Ein transnationaler Konzern: Was steht für die Gesellschaft auf dem Spiel? Samstag, 12. Juni 2004, 9.30-19 Uhr Vevey, Saal del Castillo (10 Minuten zu Fuss vom Bahnhof)

Rue Louis-Meyer 1, Place du Marché

Verstehen und handeln

Von Vevey aus übt das Imperium Nestlé seine Macht unkontrolliert über das Leben von Hunderttausenden oder gar Millionen Menschen aus. Wie konnte sich solch eine Macht bilden? Wie wird sie ausgeübt? Was sind die Folgen? Auf diese Fragen wollen wir Antworten suchen, um für eine gerechte und demokratische Alternative einzustehen.

9.30 Uhr: Eröffnung, Empfang, Clownvorstellung• 10 Uhr: Arbeitsgruppen: A. Wasser, B. Landwirtschaft • 12.30 bis 14 Uhr: Mittagspause mit Buffet vor Ort • 14 Uhr: Arbeitsgruppen: C. Ernährung. D. Nestlé und seine Angestellten. 17 Uhr Abschlussveranstaltung

Organisation: attac, mit Greenpeace, der Erklärung von Bern und der Kampagne für Menschenrechte (Nestlé-Kampagne).

Unterstützt durch (Stand Ende Mai): Comité international pour le contrat mondial de l’eau (Intenationales Komitee für den weltweiten Wasservertrag), International Baby Food Action Network (Intenationales Netzwerk Säuglingsnahrung - IBFAN), Solifonds, Gewerkschatsbund Waadtland (USV), Uniterre, Collectif pour une alliance socialiste-solidaritéS (CASs), Mouvement pour le socialisme-Bewegung für den Sozialismus (MPS-BFS), Jeunesse socialiste vaudoise, Grüne-Les Verts (Waadt-Vaud und Vevey), Arbeitsgruppe Schweiz-Kolumbien (ASK).

Programm (PDF) auf Deutsch hier unterladen
Auch mehr infos auf Französich

A. 10.00-12.00 UHR: WASSER

Wasser ist lebensnotwendig. Es muss als Gemeinschaftsgut aller Menschen anerkannt werden und darf nicht zu Profitzwecken privat ausgebeutet werden. Genau dies passiert jedoch. 1990 waren 51 Millionen Menschen für ihre Trinkwasserversorgung von privaten Gesellschaften abhängig. 2002 waren es bereits 460 Millionen Menschen.

Die Trinkwasservorräte sind von zahlreichen Verschmutzungen bedroht. Industrie und intensive Landwirtschaft beuten das Wasser unter dem Druck der transnationalen Agrokonzerne gnadenlos aus, eignen sich die Wasserressourcen an und entscheiden über deren Verwendung, selbst wenn das Wasser damit für andere Zwecke unbrauchbar wird. Auch dies ist letztlich eine Form der Privatisierung.

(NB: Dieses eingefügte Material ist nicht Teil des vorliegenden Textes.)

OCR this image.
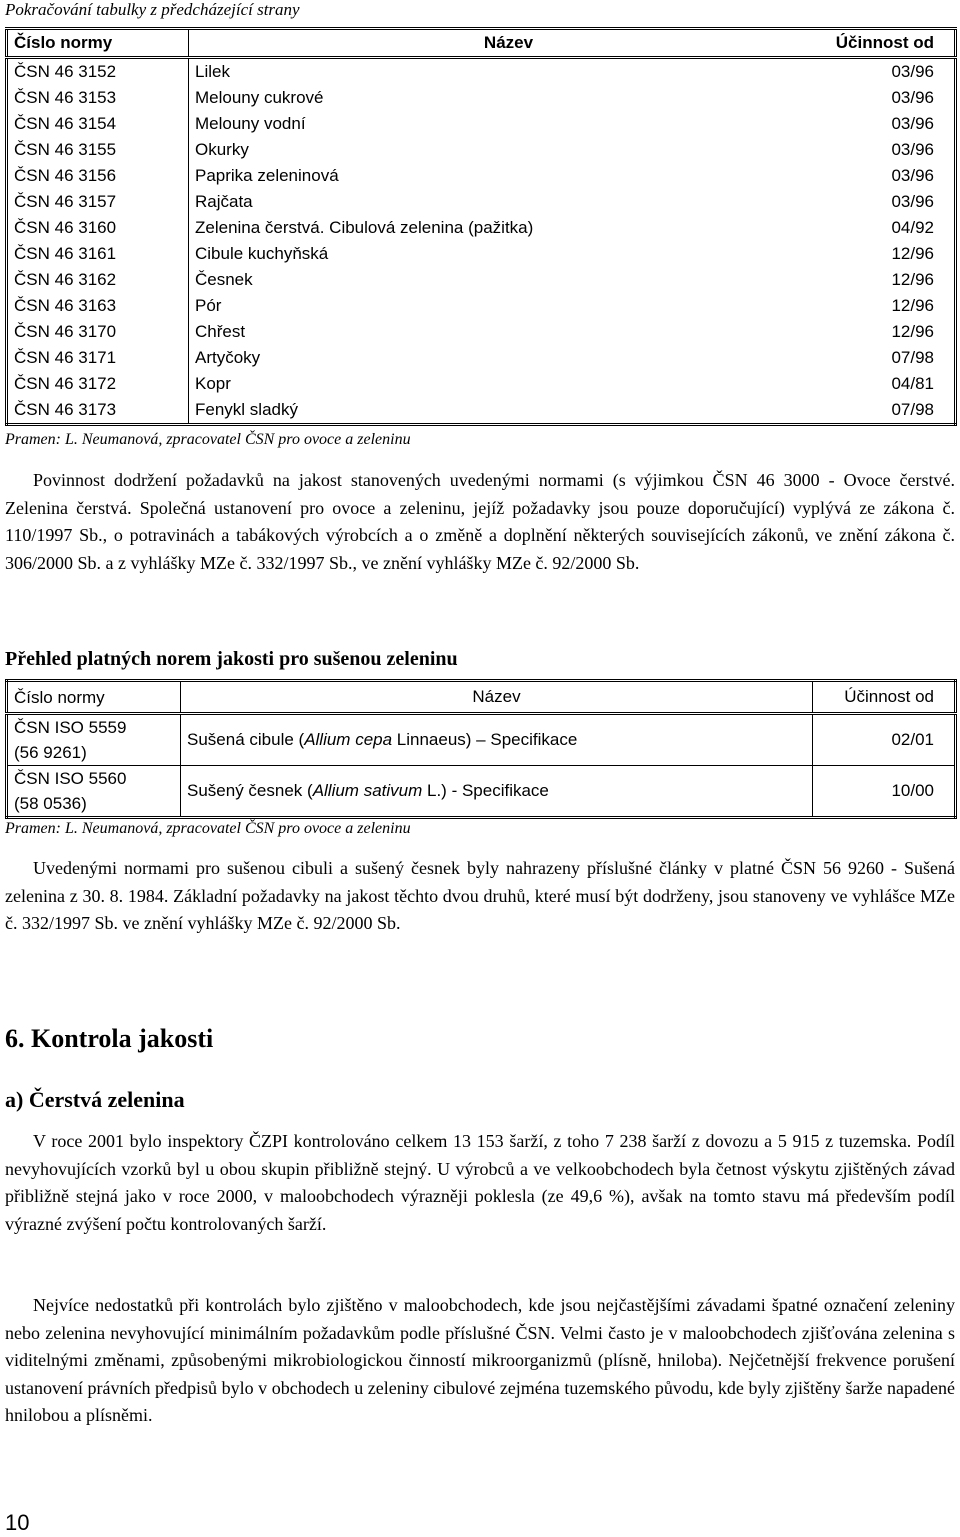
Pokračování tabulky z předcházející strany
Číslo normy	Název	Účinnost od
ČSN 46 3152	Lilek	03/96
ČSN 46 3153	Melouny cukrové	03/96
ČSN 46 3154	Melouny vodní	03/96
ČSN 46 3155	Okurky	03/96
ČSN 46 3156	Paprika zeleninová	03/96
ČSN 46 3157	Rajčata	03/96
ČSN 46 3160	Zelenina čerstvá. Cibulová zelenina (pažitka)	04/92
ČSN 46 3161	Cibule kuchyňská	12/96
ČSN 46 3162	Česnek	12/96
ČSN 46 3163	Pór	12/96
ČSN 46 3170	Chřest	12/96
ČSN 46 3171	Artyčoky	07/98
ČSN 46 3172	Kopr	04/81
ČSN 46 3173	Fenykl sladký	07/98
Pramen: L. Neumanová, zpracovatel ČSN pro ovoce a zeleninu

Povinnost dodržení požadavků na jakost stanovených uvedenými normami (s výjimkou ČSN 46 3000 - Ovoce čerstvé. Zelenina čerstvá. Společná ustanovení pro ovoce a zeleninu, jejíž požadavky jsou pouze doporučující) vyplývá ze zákona č. 110/1997 Sb., o potravinách a tabákových výrobcích a o změně a doplnění některých souvisejících zákonů, ve znění zákona č. 306/2000 Sb. a z vyhlášky MZe č. 332/1997 Sb., ve znění vyhlášky MZe č. 92/2000 Sb.

Přehled platných norem jakosti pro sušenou zeleninu
Číslo normy	Název	Účinnost od
ČSN ISO 5559
(56 9261)	Sušená cibule (Allium cepa Linnaeus) – Specifikace	02/01
ČSN ISO 5560
(58 0536)	Sušený česnek (Allium sativum L.) - Specifikace	10/00
Pramen: L. Neumanová, zpracovatel ČSN pro ovoce a zeleninu

Uvedenými normami pro sušenou cibuli a sušený česnek byly nahrazeny příslušné články v platné ČSN 56 9260 - Sušená zelenina z 30. 8. 1984. Základní požadavky na jakost těchto dvou druhů, které musí být dodrženy, jsou stanoveny ve vyhlášce MZe č. 332/1997 Sb. ve znění vyhlášky MZe č. 92/2000 Sb.

6. Kontrola jakosti
a) Čerstvá zelenina

V roce 2001 bylo inspektory ČZPI kontrolováno celkem 13 153 šarží, z toho 7 238 šarží z dovozu a 5 915 z tuzemska. Podíl nevyhovujících vzorků byl u obou skupin přibližně stejný. U výrobců a ve velkoobchodech byla četnost výskytu zjištěných závad přibližně stejná jako v roce 2000, v maloobchodech výrazněji poklesla (ze 49,6 %), avšak na tomto stavu má především podíl výrazné zvýšení počtu kontrolovaných šarží.

Nejvíce nedostatků při kontrolách bylo zjištěno v maloobchodech, kde jsou nejčastějšími závadami špatné označení zeleniny nebo zelenina nevyhovující minimálním požadavkům podle příslušné ČSN. Velmi často je v maloobchodech zjišťována zelenina s viditelnými změnami, způsobenými mikrobiologickou činností mikroorganizmů (plísně, hniloba). Nejčetnější frekvence porušení ustanovení právních předpisů bylo v obchodech u zeleniny cibulové zejména tuzemského původu, kde byly zjištěny šarže napadené hnilobou a plísněmi.

10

Die Wasserverschmutzung bereitet den Boden für die Vermarktung von Wasser in Flaschen. Auf diesem Markt ist Nestlé der weltweite Leader. So hat Nestlé in Pakistan eine „Präventionskampagne“ gegen die Gefahren von Leitungswasser durchgeführt... um dann das Nestlé-Produkt „Pure Life“ zu lancieren.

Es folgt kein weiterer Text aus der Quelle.